Il caso Moro, l’attentato a Papa Wojtyla e poi ancora la cattura dei terroristi fuggiti in Francia: le ultime settimane hanno fatto riaffiorare ancora una volta quanto dei “misteri italiani” dello scorso Novecento ancora restano in cima alle cronache nazionali, spesso causa di mal celate verità e purtroppo anche di improvvisati “complotti” non sempre veritieri. Quanto però ha raccontato a Repubblica lo scorso 19 maggio l’ex tesoriere del Pd nonché attuale senatore Luigi Zanda ha qualcosa di più della semplice “spy story” e potrebbe aprire effetti e scenari tutt’ora inesplorati: «Quando il presidente Mattarella dice che sul terrorismo italiano ci sono “ombre, spazi oscuri, complicità non pienamente chiarite” esprime uno stato d’animo condiviso da moltissimi italiani. E allora è necessario domandarsi: dove dobbiamo guardare per arrivare a una verità più completa, che integri le acquisizioni giudiziarie e parlamentari?», si chiede l’ex assistente politico di Francesco Cossiga.
Era in un osservatorio “privilegiato” negli anni bui delle Brigate Rosse, seguendo il delitto Moro e non solo: «Sono convinto che i grandi delitti politici di quegli anni abbiano a che fare con le gravi tensioni internazionali della guerra fredda». Per Zanda sono assolutamente collegati tanto il delitto del fu Presidente Dc Aldo Moro, il tentato omicidio di Papa Giovanni Paolo II (13 maggio 1981) e l’attentato a Enrico Berlinguer, segretario Pci, il 3 ottobre 1973 (camion di pietro che si scagliò contro la sua auto e solo per un soffio non lo uccise sul colpo, morendo invece l’autista al suo fianco). «Solo per pochi millimetri una pallottola non avrebbe bucato l’aorta di Wojtyla.
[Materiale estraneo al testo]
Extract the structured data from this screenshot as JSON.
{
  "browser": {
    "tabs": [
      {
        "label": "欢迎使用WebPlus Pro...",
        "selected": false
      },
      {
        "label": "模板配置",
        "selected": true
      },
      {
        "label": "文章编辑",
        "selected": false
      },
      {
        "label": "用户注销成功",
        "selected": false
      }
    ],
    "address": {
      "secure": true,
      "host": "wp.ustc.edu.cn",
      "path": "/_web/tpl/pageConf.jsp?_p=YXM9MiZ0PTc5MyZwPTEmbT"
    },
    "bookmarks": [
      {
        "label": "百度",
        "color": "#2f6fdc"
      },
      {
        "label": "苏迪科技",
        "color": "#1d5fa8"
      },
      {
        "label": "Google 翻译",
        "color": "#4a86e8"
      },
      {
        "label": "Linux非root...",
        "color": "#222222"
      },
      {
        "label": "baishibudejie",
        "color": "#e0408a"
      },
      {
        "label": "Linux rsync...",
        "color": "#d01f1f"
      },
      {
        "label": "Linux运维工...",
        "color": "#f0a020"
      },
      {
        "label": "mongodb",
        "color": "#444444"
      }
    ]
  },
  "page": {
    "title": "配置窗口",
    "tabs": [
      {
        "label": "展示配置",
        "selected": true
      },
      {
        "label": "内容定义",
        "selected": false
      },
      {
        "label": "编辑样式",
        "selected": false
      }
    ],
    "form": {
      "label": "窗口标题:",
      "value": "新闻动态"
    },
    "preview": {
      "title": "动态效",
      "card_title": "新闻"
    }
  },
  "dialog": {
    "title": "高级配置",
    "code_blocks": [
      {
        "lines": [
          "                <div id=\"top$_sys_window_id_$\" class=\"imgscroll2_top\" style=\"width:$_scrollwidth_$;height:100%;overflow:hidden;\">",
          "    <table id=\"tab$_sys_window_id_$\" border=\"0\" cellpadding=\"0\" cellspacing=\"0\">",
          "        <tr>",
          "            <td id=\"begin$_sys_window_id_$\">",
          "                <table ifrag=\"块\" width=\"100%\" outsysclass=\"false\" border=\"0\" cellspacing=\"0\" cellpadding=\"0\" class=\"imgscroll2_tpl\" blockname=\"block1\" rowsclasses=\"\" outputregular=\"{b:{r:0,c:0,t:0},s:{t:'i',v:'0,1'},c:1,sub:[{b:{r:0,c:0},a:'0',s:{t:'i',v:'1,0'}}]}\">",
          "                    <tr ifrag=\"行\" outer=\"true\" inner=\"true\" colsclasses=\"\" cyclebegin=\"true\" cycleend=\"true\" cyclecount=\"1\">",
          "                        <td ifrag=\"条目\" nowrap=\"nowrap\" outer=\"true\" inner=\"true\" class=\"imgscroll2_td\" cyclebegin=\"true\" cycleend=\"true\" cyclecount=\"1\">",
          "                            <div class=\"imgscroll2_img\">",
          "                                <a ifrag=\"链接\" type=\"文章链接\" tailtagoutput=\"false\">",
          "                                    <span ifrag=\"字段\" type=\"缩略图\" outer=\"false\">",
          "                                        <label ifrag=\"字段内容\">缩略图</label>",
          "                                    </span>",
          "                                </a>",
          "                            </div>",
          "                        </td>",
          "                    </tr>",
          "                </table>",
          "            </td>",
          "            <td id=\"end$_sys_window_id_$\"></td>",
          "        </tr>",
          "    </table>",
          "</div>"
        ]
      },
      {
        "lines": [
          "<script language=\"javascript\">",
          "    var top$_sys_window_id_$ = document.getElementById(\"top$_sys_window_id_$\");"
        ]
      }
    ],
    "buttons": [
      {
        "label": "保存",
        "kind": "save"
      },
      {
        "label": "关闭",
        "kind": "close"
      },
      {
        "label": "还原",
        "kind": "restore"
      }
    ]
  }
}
È evidente il tratto comune ai due attentati: una casualità imprevedibile che ha evitato la morte delle due vittime, la determinazione omicida dei responsabili e il collegamento con la Bulgaria», spiega ancora Luigi Zanda a Rep.
LE RIVELAZIONI “SCOMODE” SULLA SINISTRA DEL NOVECENTO
Un’unica “mano” forse sarebbe esagerato da considerare per i vili attacchi suddetti, eppure «un disegno di destabilizzazione che li unisce. I tre delitti avevano come bersaglio tre personalità che in modi molto diversi stavano comunicando al mondo un pensiero nuovo e dirompente rispetto a schemi consolidati, raccogliendo un desiderio molto forte di maggior democrazia per grandi masse popolari. E in questo modo urtavano gli equilibri della guerra fredda». Per Zanda, Moro apriva al comunismo in un Paese della Nato mentre Berlinguer “rompeva” l’internazionalismo comunista preferendogli la democrazia raggiunta in Italia: infine il Papa che minava e vi riuscì la struttura stessa dell’impero comunista sovietico. «Sono tre delitti di grande criminalità politica, difficilmente attribuibili solo a singoli attentatori o a gruppi estremisti. Sembrano più riconducibili a un gigantesco disegno di caratura internazionale», rileva Zanda presentando quello che al momento resta una sua ricostruzione personale e nulla più. Spiega l’ex tesoriere Pd, «la bilancia pende dalla parte dell’Unione Sovietica di cui era nota la spinta a destabilizzare l’Europa occidentale. Forse non è un caso che la Bulgaria, longa manus esecutiva dell’Urss, compaia ripetutamente anche nelle indagini sull’attentato al Papa. E per quel che riguarda il sequestro di Moro, richiami fattuali all’Urss e ai paesi satelliti ricorrono nella relazione finale dell’ultima commissione di inchiesta presieduta da Giuseppe Fioroni». Zanda difende gli Stati Uniti («non giovava loro destabilizzare l’Italia con un delitto di quella portata») e lancia attacchi diretti all’ex URSS: «Le Br facevano parte di un network che includeva la Raf tedesca, l’Ira irlandese, i terroristi palestinesi e probabilmente una parte degli indipendentisti baschi: questi movimenti erano in qualche modo vicini alla Russia Sovietica. E da questa rete arrivava il rifornimento delle armi».